Use the container as your development environment. This guarantees:

Identical CUDA / NCCL / cuDNN versions across developers and CI.
uv.lock resolves the same way locally and in CI (the lockfile is Linux-only; it cannot be regenerated on macOS).
GPU-dependent operations work out of the box.

Container Options#

Option 1: NeMo Framework Container (fastest)#

Find available tags at https://catalog.ngc.nvidia.com/orgs/nvidia/containers/nemo/tags

skopeo list-tags docker://nvcr.io/nvidia/nemo \
  | python3 -c "import sys,json,re; tags=json.load(sys.stdin)['Tags']; [print(t) for t in sorted((t for t in tags if re.match(r'^\d{2}\.\d{2}', t)), reverse=True)]"

docker run --rm -it --gpus all --shm-size=24g \
  nvcr.io/nvidia/nemo:<tag> \
  bash

Option 2: Build the Megatron Bridge Container#

See @docker/README.md for build commands, build arguments, and the full NeMo-FW image stack.

Running the Container#

docker run --rm -it -w /opt/Megatron-Bridge \
  -v $(pwd):/opt/Megatron-Bridge \
  -v $HOME/.cache/uv:/root/.cache/uv \
  --gpus all \
  --shm-size=24g \
  --ulimit memlock=-1 \
  --ulimit stack=67108864 \
  megatron-bridge:latest \
  bash

Mounting $HOME/.cache/uv avoids re-downloading wheels on every run.

Containers on Slurm#

On Slurm clusters with Enroot/Pyxis, pass containers directly to srun:

srun --mpi=pmix \
  --container-image="$CONTAINER_IMAGE" \
  --container-mounts="$CONTAINER_MOUNTS" \
  --no-container-mount-home \
  bash -c "cd /opt/Megatron-Bridge && uv run --no-sync python ..."

If you bind-mount a custom source tree into the container, only rank 0 should sync while others wait:

if [ "$SLURM_LOCALID" -eq 0 ]; then uv sync; else sleep 10; fi

Note: --no-container-mount-home is an srun flag, not an #SBATCH directive.
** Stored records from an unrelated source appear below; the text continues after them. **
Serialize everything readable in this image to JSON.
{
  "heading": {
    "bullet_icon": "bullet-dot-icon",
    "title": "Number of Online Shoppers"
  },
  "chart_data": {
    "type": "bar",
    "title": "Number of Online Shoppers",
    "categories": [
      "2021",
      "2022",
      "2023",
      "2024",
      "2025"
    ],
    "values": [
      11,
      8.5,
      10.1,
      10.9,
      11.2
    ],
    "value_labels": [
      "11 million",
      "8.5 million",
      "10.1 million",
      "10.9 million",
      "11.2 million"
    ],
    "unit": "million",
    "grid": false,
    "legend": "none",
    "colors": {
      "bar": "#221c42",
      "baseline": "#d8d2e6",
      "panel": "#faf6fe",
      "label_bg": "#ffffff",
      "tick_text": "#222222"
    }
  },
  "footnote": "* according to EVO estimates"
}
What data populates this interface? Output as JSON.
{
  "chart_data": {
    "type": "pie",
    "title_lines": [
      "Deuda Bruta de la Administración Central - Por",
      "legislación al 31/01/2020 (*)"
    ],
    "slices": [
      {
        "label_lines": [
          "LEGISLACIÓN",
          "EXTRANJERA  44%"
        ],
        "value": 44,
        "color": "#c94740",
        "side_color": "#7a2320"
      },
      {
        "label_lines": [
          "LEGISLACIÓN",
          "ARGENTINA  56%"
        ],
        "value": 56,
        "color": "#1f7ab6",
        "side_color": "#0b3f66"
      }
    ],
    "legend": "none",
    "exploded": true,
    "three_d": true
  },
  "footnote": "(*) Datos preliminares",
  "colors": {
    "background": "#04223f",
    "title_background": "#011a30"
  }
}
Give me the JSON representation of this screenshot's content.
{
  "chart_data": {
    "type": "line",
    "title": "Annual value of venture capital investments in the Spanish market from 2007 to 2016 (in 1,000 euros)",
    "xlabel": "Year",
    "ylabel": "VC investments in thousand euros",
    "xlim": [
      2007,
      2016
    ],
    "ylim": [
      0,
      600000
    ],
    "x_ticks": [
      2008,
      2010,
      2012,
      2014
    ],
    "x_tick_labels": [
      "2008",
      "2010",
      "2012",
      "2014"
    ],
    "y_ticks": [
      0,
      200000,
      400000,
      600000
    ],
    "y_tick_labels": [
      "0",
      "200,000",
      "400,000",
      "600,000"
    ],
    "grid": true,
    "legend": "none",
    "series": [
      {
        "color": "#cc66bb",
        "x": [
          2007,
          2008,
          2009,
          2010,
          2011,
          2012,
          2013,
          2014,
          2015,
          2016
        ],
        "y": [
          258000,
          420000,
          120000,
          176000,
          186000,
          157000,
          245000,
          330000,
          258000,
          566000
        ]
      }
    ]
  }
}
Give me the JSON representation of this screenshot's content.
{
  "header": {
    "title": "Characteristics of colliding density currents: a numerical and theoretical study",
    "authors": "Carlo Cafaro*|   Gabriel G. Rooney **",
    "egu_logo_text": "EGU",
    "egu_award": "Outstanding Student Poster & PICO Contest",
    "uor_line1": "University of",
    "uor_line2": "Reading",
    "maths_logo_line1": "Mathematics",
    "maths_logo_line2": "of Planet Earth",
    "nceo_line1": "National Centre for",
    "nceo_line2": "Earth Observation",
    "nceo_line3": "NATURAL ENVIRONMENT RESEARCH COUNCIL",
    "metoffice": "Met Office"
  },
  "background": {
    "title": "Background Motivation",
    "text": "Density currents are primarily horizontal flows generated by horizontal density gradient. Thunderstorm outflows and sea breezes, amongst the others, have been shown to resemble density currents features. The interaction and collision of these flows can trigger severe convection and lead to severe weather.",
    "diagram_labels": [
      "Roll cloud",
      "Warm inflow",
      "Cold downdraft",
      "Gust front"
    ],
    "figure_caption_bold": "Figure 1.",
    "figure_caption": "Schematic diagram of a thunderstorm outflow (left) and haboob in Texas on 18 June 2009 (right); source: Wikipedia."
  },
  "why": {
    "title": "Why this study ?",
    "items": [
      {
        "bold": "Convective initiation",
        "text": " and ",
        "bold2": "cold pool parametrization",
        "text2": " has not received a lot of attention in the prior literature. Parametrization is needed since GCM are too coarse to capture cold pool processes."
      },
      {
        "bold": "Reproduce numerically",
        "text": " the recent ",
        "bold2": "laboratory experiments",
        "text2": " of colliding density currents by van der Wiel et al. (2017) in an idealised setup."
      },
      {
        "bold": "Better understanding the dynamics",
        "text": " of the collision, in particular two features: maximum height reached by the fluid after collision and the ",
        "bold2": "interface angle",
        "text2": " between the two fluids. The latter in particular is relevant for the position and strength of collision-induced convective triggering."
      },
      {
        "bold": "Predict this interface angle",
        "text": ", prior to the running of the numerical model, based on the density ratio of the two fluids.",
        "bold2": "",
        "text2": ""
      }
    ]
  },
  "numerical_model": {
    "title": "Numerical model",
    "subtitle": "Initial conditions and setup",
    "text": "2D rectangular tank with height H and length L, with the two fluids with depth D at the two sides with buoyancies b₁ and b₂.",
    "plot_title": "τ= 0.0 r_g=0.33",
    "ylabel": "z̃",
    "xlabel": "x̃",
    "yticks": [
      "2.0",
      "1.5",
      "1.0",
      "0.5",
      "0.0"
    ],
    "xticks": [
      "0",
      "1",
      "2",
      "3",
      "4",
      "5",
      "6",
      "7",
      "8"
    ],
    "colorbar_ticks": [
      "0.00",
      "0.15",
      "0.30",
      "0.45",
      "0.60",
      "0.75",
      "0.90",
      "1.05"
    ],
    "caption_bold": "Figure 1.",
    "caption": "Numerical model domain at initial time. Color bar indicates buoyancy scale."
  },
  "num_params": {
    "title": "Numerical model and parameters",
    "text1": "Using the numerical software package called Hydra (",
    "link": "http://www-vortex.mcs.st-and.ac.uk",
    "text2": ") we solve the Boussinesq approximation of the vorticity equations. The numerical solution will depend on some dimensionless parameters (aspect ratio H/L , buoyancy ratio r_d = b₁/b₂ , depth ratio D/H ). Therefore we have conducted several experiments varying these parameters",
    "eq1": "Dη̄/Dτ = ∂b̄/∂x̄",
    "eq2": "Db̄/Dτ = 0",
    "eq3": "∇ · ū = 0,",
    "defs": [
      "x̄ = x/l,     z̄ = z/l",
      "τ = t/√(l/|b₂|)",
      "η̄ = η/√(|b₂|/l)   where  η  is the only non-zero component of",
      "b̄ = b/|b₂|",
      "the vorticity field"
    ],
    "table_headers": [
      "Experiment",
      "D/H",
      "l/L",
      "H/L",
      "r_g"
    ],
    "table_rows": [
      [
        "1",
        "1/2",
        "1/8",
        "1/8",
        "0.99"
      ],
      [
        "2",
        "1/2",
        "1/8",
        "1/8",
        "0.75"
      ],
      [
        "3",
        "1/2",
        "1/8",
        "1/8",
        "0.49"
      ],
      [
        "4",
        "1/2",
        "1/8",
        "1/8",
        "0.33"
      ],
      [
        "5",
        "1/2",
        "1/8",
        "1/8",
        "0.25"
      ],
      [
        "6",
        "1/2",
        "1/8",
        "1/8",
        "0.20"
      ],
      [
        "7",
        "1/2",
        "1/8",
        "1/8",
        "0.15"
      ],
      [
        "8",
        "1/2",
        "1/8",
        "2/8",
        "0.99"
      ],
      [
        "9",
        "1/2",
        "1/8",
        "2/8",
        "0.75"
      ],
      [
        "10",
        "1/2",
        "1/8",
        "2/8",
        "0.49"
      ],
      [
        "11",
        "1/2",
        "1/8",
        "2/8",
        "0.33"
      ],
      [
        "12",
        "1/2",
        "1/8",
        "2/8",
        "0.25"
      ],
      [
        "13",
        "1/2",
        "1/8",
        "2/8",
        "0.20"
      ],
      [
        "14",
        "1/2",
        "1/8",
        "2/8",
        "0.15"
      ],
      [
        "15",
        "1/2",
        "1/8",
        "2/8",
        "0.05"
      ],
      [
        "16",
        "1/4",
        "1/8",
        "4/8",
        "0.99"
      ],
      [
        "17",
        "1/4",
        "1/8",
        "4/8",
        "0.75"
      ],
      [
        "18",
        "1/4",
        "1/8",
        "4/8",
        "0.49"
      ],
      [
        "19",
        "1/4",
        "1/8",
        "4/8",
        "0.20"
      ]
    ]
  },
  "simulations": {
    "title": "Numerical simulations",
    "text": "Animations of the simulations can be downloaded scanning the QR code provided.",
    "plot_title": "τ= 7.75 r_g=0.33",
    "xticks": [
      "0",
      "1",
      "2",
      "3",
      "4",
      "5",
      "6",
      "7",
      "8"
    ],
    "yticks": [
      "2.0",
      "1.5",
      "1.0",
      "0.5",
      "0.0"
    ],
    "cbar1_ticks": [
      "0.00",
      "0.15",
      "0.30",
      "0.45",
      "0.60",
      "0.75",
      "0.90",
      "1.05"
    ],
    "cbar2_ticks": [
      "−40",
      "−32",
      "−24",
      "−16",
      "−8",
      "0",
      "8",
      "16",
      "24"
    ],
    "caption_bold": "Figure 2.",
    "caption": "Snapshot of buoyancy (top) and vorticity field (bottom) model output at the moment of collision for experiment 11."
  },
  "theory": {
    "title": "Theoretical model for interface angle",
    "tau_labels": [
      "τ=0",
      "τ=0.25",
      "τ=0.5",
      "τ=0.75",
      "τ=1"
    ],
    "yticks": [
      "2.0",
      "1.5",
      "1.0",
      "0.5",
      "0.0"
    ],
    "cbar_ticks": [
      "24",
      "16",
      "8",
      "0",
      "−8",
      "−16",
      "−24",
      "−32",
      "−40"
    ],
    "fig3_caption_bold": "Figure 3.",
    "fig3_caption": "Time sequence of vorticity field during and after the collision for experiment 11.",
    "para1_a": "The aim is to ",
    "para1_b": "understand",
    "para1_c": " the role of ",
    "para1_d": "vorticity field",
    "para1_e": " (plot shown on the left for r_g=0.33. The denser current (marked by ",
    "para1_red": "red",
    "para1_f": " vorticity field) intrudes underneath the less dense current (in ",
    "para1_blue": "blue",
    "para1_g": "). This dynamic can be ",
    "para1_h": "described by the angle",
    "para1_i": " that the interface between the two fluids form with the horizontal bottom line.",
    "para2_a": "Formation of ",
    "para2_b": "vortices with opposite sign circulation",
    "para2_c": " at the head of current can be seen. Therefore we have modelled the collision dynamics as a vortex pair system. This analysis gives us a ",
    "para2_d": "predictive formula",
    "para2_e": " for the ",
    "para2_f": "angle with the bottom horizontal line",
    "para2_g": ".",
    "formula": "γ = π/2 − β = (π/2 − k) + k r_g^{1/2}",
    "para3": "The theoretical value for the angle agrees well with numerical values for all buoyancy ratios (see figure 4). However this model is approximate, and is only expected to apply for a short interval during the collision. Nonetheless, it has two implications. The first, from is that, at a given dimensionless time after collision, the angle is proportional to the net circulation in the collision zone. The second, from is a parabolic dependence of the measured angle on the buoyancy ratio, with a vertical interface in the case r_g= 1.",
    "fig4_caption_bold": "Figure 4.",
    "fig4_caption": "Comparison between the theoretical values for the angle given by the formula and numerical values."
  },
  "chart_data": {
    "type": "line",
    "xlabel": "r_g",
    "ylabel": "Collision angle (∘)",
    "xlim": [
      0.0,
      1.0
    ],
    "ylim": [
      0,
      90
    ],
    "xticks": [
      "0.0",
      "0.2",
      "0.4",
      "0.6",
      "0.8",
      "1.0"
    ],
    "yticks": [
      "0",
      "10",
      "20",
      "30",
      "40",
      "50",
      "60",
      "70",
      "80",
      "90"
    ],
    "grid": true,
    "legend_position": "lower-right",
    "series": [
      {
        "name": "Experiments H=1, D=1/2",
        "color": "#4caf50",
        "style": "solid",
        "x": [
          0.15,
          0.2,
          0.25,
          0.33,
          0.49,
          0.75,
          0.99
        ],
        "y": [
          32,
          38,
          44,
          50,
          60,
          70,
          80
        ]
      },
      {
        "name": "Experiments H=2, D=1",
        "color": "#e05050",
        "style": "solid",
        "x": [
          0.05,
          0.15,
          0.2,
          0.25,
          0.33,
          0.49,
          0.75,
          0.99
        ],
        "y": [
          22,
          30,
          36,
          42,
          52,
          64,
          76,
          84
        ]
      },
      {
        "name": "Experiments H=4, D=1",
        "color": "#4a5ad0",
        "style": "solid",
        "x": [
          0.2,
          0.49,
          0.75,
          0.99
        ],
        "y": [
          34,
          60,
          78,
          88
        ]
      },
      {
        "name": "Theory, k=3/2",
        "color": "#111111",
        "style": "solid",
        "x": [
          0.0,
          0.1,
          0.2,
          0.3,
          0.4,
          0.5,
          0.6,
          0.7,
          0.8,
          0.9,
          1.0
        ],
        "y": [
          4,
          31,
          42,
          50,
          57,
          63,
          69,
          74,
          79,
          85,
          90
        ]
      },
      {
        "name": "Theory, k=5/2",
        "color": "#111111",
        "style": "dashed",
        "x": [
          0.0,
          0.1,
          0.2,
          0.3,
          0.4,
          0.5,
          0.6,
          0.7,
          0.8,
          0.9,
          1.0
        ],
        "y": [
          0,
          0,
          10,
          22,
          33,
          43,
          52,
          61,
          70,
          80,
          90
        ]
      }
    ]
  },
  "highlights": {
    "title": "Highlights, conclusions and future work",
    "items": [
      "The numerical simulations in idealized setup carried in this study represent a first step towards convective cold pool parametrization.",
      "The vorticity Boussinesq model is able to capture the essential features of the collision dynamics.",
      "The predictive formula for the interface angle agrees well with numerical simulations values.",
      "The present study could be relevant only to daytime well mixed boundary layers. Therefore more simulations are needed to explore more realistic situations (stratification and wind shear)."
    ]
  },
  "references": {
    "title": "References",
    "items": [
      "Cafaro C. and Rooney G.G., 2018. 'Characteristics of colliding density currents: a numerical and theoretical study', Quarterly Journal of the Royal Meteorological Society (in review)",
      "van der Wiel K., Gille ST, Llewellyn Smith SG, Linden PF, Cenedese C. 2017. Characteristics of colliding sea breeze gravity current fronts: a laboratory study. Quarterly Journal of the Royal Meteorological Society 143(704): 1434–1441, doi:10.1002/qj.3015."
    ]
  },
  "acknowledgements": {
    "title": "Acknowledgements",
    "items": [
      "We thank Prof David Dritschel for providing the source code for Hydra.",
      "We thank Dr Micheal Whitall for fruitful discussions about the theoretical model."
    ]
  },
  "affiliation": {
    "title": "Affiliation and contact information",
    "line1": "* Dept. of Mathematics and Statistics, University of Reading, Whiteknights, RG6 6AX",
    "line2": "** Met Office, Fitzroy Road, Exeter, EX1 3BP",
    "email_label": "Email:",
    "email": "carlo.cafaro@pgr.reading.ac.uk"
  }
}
Set UV_CACHE_DIR to shared storage to avoid filling /root/.cache/.

Always Use uv#

Never use pip install, conda, or bare python — always go through uv. All uv commands must be run inside a container. Never install or upgrade dependencies outside the CI container.

Essential Commands#

Task	Command
Install all deps from lockfile	`uv sync --locked`
Install with all extras and dev groups	`uv sync --locked --all-extras --all-groups`
Run a Python command	`uv run python script.py`
Run distributed training	`uv run python -m torch.distributed.run --nproc_per_node=N script.py`
Add a new dependency	`uv add <package>`
Add an optional dependency	`uv add --optional --extra <group> <package>`
Regenerate the lockfile	`uv lock` (Linux/container only)
Install pre-commit hooks	`uv run --group dev pre-commit install`

Adding Dependencies#

Submit dependency changes as a separate PR before the feature PR:

# Optional dependency (preferred)
uv add --optional --extra <group> <package>

# Required dependency (needs strong justification — affects all downstream)
uv add <package>

Commit both modified files:

git add pyproject.toml uv.lock
git commit -s -m "[build] chore: add <package>"

Regenerating uv.lock#

The lockfile is Linux-only (resolves CUDA wheels). Run inside Docker:

docker run --gpus all --rm \
  -v $(pwd):/opt/Megatron-Bridge \
  megatron-bridge:latest \
  bash -c 'cd /opt/Megatron-Bridge && uv lock'

Switching MCore Branches#

# Switch to dev branch
./scripts/switch_mcore.sh dev
uv sync              # without --locked

# Switch back to main
./scripts/switch_mcore.sh main
uv sync --locked     # lockfile matches again

Quick Start#

# 1. Clone and init submodules
git clone https://github.com/NVIDIA-NeMo/Megatron-Bridge megatron-bridge
cd megatron-bridge
git submodule update --init 3rdparty/Megatron-LM

# 2. Build the container
docker build -f docker/Dockerfile.ci --target megatron_bridge -t megatron-bridge:latest .

# 3. Start a dev shell
docker run --rm -it -v $(pwd):/opt/Megatron-Bridge --gpus all --shm-size=24g megatron-bridge:latest bash

# 4. Install pre-commit hooks (inside container)
uv run --group dev pre-commit install

# 5. Sanity check
uv run python -m torch.distributed.run --nproc_per_node=1 \
  scripts/training/run_recipe.py \
  --recipe vanilla_gpt_pretrain_config \
  train.train_iters=5 train.global_batch_size=8 train.micro_batch_size=4 \
  scheduler.lr_warmup_iters=1 scheduler.lr_decay_iters=5 \
  logger.log_interval=1

Common Pitfalls#

Problem	Cause	Fix
`uv sync --locked` fails on macOS	Lockfile resolves CUDA wheels that don’t exist on macOS	Run inside Docker or on a Linux machine
`ModuleNotFoundError` after pip install	pip installed outside uv-managed venv	Use `uv add` + `uv sync`, never bare `pip install`
`uv sync --locked` fails after MCore branch switch	Lockfile generated against main MCore	Use `uv sync` (without `--locked`) on dev
`uv: command not found` inside container	Container doesn’t have uv	Use the `megatron-bridge` image built from `Dockerfile.ci`
`No space left on device` during uv ops	Cache fills container’s `/root/.cache/`	Set `UV_CACHE_DIR` to shared/persistent storage
Pre-commit fails with ruff errors	Code style violations	Run `uv run ruff check --fix . && uv run ruff format .`